If you are using the ROA profitability method to evaluate the relative profitability of a relationship, you would like it to approximate how ROA is calculated at the institution level. So how do we calculate the ROA of a single relationship? We certainly know how to do this at the institution level; we take annual net income and divide by institution total assets. Can we just do the same thing with a relationship? That is, take net income for the relationship (we’re already calculating it) and divide by the total assets in the relationship?
There are a number of reasons why that approach is not accurate. First, and most importantly, relationships contain more than financial assets. In addition to the loan or loans that make up a relationship, there are likely to be deposit balances belonging to that relationship. And in many cases, the deposit balances are an inseparable part of the relationship. If the mortgage loan leaves the institution, it isn’t unusual for some or all of the deposit balances to leave as well.
In LoanEDGE we calculate the income of both loans and deposits when calculating the net income portion of the ROA (the numerator). If you paused for a moment when I said we calculate the income of a deposit, hold that thought. We will get to the deposit “income” topic in a moment. Just assume for now that we have total relationship income as our numerator. What should we divide by to get ROA?
If we use the total of loans and deposits as the denominator, we are understating the return of that relationship. We would also understate the return if we just use relationship loans as the income source.

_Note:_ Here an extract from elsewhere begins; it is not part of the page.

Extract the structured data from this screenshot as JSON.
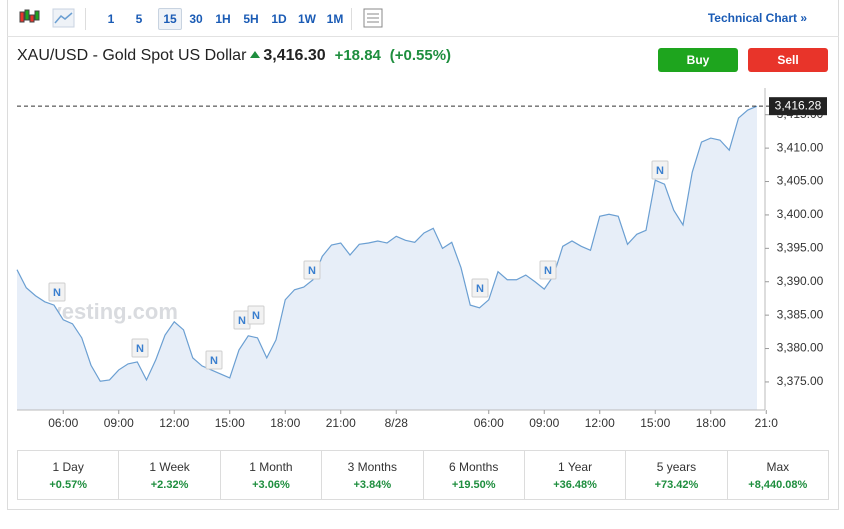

To see why, imagine that your institution has one customer and that customer has two products – a loan representing your entire loan portfolio and a deposit representing total deposits. Each product produces income after costs.
In this case let’s just say the deposit product produces some decent fee income and by coincidence, the loan and the deposit each produce exactly the same amount of net income after costs. If in this case we take the relationship income and divide by the total of loans and assets, we will end up calculating the relationship ROA as half of the institution ROA. Institution ROA would simply be the relationship income divided by total assets, which is the same as total loans in our simplified relationship.
The next step is to realize that some relationships have more loans than deposits, while some have more deposits than loans. We are trying to consistently calculate the ROA of every relationship, and the only way to make it consistent with institution ROA is to average out that imbalance by using (relationship loans + relationship deposits) divided by 2 as the denominator. Please note – if a relationship has equal loan to deposit ratio, then (relationship loans + relationship deposits) / 2 is the same as loans balance.